2 Вот, я, Павел, говорю вам: если вы обрезываетесь, не будет вам никакой пользы от Христа.
3 Еще свидетельствую всякому человеку обрезывающемуся, что он должен исполнить весь закон.
4 Вы, оправдывающие себя законом, остались без Христа, отпали от благодати,
5 а мы духом ожидаем и надеемся праведности от веры.
6 Ибо во Христе Иисусе не имеет силы ни обрезание, ни необрезание, но вера, действующая любовью.
7 Вы шли хорошо: кто остановил вас, чтобы вы не покорялись истине?
8 Такое убеждение не от Призывающего вас.
9 Малая закваска заквашивает все тесто.
10 Я уверен о вас в Господе, что вы не будете мыслить иначе; а смущающий вас, кто бы он ни был, понесет на себе осуждение.
11 За что же гонят меня, братия, если я и теперь проповедую обрезание? Тогда соблазн креста прекратился бы.

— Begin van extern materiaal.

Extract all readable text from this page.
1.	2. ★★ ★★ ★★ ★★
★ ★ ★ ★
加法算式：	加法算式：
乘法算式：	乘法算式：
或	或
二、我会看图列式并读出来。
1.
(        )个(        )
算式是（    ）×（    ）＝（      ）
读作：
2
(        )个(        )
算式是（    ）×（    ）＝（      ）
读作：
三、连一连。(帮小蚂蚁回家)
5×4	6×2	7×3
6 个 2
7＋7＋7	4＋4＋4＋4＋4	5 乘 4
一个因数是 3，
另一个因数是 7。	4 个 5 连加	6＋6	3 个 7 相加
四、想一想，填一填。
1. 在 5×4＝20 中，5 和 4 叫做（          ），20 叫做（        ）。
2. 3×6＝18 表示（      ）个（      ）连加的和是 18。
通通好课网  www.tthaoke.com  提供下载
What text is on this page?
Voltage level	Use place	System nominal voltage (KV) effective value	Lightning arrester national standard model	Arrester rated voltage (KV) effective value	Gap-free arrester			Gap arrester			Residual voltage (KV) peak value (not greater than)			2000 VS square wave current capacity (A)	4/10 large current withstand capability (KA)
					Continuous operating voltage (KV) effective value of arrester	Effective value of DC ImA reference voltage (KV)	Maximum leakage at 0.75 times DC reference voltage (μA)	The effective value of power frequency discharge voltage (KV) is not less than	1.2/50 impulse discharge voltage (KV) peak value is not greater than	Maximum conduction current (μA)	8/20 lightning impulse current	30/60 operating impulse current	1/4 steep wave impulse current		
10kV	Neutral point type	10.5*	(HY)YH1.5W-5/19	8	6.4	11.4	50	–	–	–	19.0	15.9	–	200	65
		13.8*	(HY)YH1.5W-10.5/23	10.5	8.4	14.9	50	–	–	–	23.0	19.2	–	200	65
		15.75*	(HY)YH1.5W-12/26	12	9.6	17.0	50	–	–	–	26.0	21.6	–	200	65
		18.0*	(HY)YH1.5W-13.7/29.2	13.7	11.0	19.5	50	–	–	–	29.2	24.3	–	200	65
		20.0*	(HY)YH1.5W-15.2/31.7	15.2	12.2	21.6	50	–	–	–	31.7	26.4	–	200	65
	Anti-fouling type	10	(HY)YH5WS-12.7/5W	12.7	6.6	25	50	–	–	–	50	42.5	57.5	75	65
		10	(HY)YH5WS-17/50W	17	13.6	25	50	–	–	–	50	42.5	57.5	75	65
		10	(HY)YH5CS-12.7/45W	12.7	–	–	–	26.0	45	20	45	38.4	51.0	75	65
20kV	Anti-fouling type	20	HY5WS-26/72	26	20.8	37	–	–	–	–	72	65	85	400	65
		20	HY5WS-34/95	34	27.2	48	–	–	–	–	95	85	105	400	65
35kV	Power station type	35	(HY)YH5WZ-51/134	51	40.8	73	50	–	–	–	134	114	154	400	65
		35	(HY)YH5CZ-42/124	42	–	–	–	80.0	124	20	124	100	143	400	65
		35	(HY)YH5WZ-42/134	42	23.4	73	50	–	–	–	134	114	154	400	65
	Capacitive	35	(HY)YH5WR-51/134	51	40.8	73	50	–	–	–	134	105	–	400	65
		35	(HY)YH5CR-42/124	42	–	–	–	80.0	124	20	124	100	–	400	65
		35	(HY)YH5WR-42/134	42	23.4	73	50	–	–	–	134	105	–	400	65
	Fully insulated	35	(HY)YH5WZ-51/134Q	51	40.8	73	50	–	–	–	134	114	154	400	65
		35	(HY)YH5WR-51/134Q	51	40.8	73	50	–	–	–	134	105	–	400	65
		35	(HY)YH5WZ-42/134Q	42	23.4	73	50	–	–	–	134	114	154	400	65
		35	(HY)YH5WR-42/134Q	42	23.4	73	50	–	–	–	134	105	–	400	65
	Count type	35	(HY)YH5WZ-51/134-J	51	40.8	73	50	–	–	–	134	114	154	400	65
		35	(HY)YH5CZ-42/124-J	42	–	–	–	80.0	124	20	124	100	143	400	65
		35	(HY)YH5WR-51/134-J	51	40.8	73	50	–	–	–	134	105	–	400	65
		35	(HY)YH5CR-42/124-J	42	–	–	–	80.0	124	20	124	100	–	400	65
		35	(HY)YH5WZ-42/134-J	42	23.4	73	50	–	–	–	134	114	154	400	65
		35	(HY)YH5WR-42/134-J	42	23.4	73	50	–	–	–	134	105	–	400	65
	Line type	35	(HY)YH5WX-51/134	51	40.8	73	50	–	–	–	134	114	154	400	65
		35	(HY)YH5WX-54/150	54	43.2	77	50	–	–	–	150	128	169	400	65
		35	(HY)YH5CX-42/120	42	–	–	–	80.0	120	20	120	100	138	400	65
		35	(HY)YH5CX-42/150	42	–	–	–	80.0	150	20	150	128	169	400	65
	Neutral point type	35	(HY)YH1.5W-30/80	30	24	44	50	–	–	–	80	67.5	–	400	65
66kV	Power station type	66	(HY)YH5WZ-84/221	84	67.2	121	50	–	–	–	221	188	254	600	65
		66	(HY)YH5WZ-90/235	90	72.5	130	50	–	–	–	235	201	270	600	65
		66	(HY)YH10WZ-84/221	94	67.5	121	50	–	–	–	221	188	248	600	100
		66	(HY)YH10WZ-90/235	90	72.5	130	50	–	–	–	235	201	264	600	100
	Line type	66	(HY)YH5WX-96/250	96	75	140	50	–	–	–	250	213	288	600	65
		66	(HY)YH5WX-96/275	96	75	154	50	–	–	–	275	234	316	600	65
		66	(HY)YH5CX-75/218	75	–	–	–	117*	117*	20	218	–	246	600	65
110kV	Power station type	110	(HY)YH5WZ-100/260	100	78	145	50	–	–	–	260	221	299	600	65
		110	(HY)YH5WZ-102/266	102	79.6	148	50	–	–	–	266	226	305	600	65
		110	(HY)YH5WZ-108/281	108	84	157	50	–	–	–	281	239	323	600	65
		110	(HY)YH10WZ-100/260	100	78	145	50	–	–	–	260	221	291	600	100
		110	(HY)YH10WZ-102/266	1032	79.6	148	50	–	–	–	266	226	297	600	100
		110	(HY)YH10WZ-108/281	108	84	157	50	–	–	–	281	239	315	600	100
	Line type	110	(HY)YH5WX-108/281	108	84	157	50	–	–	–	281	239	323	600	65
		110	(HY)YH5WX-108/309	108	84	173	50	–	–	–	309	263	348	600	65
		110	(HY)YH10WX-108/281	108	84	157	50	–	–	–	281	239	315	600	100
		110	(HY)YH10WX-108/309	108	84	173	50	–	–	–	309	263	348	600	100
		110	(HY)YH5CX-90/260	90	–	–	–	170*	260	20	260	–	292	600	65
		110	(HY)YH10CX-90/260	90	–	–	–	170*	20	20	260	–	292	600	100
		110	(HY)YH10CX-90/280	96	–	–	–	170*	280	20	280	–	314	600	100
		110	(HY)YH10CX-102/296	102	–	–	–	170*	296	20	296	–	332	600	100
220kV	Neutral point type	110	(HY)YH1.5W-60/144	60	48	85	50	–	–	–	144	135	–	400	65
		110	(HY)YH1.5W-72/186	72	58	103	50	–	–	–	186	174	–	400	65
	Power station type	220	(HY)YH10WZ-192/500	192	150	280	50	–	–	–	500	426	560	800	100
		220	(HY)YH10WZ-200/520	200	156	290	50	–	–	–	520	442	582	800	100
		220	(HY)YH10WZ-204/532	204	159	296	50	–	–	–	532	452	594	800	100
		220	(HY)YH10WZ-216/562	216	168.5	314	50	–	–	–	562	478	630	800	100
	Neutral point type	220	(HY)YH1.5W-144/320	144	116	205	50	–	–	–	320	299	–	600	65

12 О, если бы удалены были возмущающие вас!
13 К свободе призваны вы, братия, только бы свобода ваша не была поводом к [угождению] плоти, но любовью служите друг другу.
14 Ибо весь закон в одном слове заключается: люби ближнего твоего, как самого себя.
15 Если же друг друга угрызаете и съедаете, берегитесь, чтобы вы не были истреблены друг другом.
16 Я говорю: поступайте по духу, и вы не будете исполнять вожделений плоти,
17 ибо плоть желает противного духу, а дух – противного плоти: они друг другу противятся, так что вы не то делаете, что хотели бы.
18 Если же вы духом водитесь, то вы не под законом.
19 Дела плоти известны; они суть: прелюбодеяние, блуд, нечистота, непотребство,
20 идолослужение, волшебство, вражда, ссоры, зависть, гнев, распри, разногласия, (соблазны), ереси,
21 ненависть, убийства, пьянство, бесчинство и тому подобное. Предваряю вас, как и прежде предварял, что поступающие так Царствия Божия не наследуют.
22 Плод же духа: любовь, радость, мир, долготерпение, благость, милосердие, вера,
23 кротость, воздержание. На таковых нет закона.
24 Но те, которые Христовы, распяли плоть со страстями и похотями.
25 Если мы живем духом, то по духу и поступать должны.
26 Не будем тщеславиться, друг друга раздражать, друг другу завидовать.